Cholestatic liver damage is caused by bile acid accumulation... But not all bile acids are toxic. Generally speaking, the fewer hydroxyl groups they bear, the more hydrophobic and cytotoxic they are. Hence lithocholic acid is markedly cytotoxic, deoxycholic acid is very slightly cytotoxic, and cholic acid is essentially non-cytotoxic. Treatment #1 would involve hastening the metabolic conversion of the more toxic bile acids to hydrophilic, less toxic compounds --- or increasing the synthesis of hydrophilic bile acids from cholesterol, which would decrease the cytotoxicity of the entire bile pool as a whole. This can seemingly be achieved with the oral administration of ursodeoxycholic acid (UDCA), which has been reported to activate the PXR/SXR nuclear receptor in hepatocytes, which then activates bile acid–metabolizing enzymes. It is reasonable to assume that Tauroursodeoxycholic acid (TUDCA), the taurine conjugate of UDCA, should have the same effect.
As for #2... Bile secretion at the level of the hepatocyte is carried out by a group of transporter proteins: The bile salt export pump (BSEP), the phospholipid export pump (MDR3), the canalicular bilirubin conjugate export pump (MRP2), and a chloride-bicarbonate anion exchanger (AE2) for bicarbonate excretion. BSEP is the driving factor behind bile-acid dependent secretion, and MRP2/AE2 are the major forces behind bile-acid-independent bile secretion. Hydrophilic bile acids such as UDCA & TUDCA (and even, partially, cholic acid) have been shown to increase expression of BSEP mRNA; they activate BSEP coactivators by binding to the Farnesoid X Receptor (the "bile acid receptor"); they phosphorylate the BSEP protein via a Ca+/PKCa-mediated mechanism; lastly, they stimulate Cl -/HCO3 - exchange via this same PKCa induction, thus increasing AE2 levels.

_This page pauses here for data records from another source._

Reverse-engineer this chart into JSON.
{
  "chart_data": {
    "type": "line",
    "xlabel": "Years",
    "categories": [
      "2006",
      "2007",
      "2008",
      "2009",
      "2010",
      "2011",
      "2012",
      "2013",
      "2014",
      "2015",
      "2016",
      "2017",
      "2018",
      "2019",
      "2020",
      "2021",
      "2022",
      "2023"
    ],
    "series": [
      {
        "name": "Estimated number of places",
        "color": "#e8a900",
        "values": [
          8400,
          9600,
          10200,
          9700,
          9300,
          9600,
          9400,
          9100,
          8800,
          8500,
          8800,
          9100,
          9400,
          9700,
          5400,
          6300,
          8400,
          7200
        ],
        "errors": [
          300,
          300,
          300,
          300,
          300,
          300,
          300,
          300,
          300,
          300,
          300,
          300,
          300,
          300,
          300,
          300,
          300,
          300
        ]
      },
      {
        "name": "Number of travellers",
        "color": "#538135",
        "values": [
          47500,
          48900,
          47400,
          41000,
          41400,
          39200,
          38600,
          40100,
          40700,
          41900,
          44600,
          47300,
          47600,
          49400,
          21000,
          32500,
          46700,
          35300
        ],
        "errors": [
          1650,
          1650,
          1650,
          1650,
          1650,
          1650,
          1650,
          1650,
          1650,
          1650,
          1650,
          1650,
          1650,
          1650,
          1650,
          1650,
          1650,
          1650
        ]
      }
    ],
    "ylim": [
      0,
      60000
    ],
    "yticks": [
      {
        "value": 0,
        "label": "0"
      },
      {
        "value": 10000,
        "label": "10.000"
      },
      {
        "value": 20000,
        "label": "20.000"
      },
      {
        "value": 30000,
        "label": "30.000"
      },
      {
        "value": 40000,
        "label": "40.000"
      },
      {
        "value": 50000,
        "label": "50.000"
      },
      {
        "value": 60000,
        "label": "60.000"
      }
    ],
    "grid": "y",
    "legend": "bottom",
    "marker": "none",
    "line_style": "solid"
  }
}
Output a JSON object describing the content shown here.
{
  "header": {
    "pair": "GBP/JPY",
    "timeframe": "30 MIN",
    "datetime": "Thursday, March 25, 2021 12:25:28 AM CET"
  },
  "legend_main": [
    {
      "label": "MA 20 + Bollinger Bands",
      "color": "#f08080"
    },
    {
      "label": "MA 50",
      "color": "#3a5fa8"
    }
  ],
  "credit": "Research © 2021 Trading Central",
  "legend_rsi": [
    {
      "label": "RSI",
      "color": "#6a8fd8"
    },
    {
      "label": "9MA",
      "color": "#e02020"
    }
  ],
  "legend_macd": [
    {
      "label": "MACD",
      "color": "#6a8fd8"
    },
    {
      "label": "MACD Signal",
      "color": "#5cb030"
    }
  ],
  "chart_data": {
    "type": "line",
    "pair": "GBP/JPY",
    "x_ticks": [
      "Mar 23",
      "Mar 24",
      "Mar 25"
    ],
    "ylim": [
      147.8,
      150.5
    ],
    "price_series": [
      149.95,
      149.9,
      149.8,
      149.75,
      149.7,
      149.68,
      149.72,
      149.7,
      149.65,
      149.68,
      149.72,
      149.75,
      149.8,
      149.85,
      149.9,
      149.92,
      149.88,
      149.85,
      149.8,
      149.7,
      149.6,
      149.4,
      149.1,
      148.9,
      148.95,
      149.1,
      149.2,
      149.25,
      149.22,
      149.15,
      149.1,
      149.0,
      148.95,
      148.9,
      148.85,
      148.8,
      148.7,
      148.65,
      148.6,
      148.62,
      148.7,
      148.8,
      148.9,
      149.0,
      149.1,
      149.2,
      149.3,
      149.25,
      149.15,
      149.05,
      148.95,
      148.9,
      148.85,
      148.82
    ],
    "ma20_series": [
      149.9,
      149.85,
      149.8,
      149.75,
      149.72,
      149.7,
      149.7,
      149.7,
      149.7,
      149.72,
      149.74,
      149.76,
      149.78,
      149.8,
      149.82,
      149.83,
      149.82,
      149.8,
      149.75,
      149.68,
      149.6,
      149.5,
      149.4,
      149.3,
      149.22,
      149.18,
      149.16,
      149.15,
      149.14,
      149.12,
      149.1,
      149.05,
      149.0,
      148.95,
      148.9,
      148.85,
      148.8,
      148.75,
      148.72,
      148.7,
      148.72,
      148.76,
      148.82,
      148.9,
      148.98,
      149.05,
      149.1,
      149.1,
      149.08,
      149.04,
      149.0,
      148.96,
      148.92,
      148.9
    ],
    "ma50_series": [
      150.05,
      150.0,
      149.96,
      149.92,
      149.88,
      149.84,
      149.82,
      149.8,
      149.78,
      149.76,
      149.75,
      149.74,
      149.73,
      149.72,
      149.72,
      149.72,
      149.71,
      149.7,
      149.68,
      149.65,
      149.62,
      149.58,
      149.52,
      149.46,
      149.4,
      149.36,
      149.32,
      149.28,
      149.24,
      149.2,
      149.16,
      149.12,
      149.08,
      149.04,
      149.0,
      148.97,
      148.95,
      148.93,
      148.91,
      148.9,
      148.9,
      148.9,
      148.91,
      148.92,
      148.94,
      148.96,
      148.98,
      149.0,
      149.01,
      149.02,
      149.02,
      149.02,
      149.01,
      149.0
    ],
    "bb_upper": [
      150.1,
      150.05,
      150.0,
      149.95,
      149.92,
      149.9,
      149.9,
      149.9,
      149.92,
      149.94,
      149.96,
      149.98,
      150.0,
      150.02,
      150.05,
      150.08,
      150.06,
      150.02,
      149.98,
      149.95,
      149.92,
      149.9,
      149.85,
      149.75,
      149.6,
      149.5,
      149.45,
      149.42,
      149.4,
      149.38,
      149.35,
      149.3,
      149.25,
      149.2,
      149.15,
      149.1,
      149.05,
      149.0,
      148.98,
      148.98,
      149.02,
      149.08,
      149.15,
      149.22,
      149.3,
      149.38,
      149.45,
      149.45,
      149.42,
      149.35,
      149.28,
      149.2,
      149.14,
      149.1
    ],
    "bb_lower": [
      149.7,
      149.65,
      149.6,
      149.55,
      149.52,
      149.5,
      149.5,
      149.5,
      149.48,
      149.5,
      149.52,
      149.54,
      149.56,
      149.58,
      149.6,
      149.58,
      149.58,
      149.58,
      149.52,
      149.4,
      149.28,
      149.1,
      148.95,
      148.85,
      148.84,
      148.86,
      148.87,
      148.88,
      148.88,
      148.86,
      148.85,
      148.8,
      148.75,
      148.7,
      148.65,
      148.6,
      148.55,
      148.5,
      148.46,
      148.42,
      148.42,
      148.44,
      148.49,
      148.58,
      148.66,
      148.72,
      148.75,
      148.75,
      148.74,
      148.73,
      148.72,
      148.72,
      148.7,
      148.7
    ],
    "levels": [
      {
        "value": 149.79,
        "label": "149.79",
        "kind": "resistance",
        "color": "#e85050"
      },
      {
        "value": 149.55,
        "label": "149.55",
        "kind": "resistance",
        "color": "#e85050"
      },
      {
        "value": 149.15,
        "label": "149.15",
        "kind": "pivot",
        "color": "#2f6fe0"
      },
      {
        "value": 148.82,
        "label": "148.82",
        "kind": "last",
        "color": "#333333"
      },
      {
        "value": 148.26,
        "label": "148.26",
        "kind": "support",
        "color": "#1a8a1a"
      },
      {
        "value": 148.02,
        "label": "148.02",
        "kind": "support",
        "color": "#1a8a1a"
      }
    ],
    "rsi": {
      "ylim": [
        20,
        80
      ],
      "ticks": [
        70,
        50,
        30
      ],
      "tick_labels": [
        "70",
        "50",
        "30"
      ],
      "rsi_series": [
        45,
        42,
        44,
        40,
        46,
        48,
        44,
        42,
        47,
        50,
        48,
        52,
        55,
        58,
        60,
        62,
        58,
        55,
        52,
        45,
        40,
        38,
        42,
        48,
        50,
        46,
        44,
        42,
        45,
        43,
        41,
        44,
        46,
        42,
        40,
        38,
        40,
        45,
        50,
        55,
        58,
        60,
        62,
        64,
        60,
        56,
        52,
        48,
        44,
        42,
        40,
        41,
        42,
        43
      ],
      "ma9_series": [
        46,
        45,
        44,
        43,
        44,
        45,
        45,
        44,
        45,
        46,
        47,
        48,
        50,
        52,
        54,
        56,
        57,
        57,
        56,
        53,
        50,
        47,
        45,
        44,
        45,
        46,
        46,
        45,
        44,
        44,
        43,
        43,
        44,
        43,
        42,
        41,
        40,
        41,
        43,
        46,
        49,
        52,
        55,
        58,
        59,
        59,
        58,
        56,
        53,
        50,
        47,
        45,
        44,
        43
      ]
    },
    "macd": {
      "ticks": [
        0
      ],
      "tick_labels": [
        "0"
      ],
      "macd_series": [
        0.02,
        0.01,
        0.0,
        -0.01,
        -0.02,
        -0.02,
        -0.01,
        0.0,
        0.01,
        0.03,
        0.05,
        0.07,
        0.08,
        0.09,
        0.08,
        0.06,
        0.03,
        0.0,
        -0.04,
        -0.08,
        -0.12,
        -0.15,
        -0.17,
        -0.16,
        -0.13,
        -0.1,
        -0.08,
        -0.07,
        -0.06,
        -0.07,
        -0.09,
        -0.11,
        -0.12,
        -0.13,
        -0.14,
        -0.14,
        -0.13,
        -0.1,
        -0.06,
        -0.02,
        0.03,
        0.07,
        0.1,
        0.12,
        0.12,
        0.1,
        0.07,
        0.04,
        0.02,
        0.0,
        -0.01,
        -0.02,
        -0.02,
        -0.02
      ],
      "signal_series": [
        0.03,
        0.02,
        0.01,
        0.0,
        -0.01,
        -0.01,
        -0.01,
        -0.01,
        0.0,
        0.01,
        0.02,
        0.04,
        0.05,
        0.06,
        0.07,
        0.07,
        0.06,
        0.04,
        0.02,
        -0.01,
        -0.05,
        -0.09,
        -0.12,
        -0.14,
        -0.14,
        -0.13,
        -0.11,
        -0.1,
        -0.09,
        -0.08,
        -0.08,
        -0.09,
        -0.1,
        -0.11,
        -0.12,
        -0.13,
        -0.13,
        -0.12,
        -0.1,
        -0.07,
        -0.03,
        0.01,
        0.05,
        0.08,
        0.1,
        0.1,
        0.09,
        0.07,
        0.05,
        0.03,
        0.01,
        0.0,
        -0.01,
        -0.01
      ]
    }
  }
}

Taken together, the above effects drastically enhance secretion of potentially toxic bile acids.
...#3 can be complicated, but I will explain briefly: Certain toxic bile salts activate the Fas Death Receptor on hepatocytes. This leads to a cascade of dozens of protein interactions & ultimately to cell death. TUDCA, UDCA, and certain other compounds can diminish Fas–induced apoptosis, but, as far as I am aware, the exact mechanism is not known at this time. Fas activation here is not ligand-dependent, so the 'obvious' mechanism is out the window. The mechanism could, however, involve activation of the EGFR, which activates MAPK & the MAPK-mediated 'survival pathway' in hepatocytes; it might also involve inhibition, somewhere along the line, of the proapoptotic proteins Bax and Bid.